In the preliminary consultation document, EFRAG had expressed the view that that IFRS 16 meets the relevant qualitative characteristics, raises no issues regarding prudent accounting, is not contrary to the true and fair view principle, would improve financial reporting, compared to the standard and the interpretations it replaces, and would not put European entities at a competitive disadvantage taking into account the lack of convergence with the equivalent US GAAP standard. However, EFRAG had not formed an opinion on whether the standard would reach an acceptable cost-benefit trade-off. Also, as EFRAG intended to conduct additional work that was expected to result in significant additional input into its assessment, EFRAG had not expressed a view on whether IFRS 16 is conducive to the European public good.
EFRAG has now done additional research and evaluated the feedback on the preliminary consultation documents and concludes that IFRS 16:
- Meets the qualitative characteristics of relevance, reliability, comparability and understandability, leads to prudent accounting, and it is not contrary to the true and fair view principle.

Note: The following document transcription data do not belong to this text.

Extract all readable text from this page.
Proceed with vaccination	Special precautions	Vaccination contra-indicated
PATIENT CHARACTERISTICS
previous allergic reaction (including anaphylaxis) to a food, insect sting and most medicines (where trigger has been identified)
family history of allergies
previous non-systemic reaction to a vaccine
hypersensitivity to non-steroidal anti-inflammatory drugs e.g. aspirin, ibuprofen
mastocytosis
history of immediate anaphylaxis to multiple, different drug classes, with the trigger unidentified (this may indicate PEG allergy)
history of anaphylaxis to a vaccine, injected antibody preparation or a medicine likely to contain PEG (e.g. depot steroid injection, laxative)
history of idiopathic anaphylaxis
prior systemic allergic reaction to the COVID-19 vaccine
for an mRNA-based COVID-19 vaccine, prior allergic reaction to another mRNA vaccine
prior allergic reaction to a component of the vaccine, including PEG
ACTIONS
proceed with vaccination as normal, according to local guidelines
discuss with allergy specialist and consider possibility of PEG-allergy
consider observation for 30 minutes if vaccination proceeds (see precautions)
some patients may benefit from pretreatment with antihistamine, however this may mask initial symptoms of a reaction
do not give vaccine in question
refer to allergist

- Would improve financial reporting and would reach a cost-benefit trade-off that is acceptable. EFRAG has not identified that IFRS 16 would have major deleterious effects on the European economy, including financial stability and economic growth.
Accordingly, EFRAG has assessed that adopting IFRS 16 is conducive to the European public good and has issued its draft endorsement advice. Comments on the draft endorsement advice are requested by 13 March 2017. It is available through the press release on the EFRAG website.
EFRAG has also updated its endorsement status report accordingly.
In addition, the EFRAG has published a study by an independent economic consultancy which was used during the development of the draft endorsement letter. The study addressed potential changes in the behaviour of preparers, investors and lenders, the potential economic impact, and a cost-benefit analysis of IFRS 16. The overall conclusion was (quoted from chapter 1.5 of the study):
Overall views on the costs and benefits of IFRS 16
We found the main driver of compliance costs to be changes to lessees’ IT and accounting systems. Users of financial reports would benefit due to increased transparency and comparability, but these would be limited in scope since most public capital market users and, to a lesser extent, users at lenders / lessors already undertake work similar to IFRS 16’s expected effect. We also find that a small minority of lessees can be expected to seek amendments to leasing contracts to maintain the existing off-balance sheet treatment.
It is common in any policy change for there to be some incremental costs and indirect market effects. In this case we are not able to quantify the associated benefits of IFRS 16, although as we have set out in 5.4 these are likely to be somewhat limited in public capital markets (and regulatory arbitrage activity by lessees could limit these further), but do appear to be tangible in private capital markets. We consider the overall trade-off between the benefits identified and the costs, and other impacts, to be a fine one.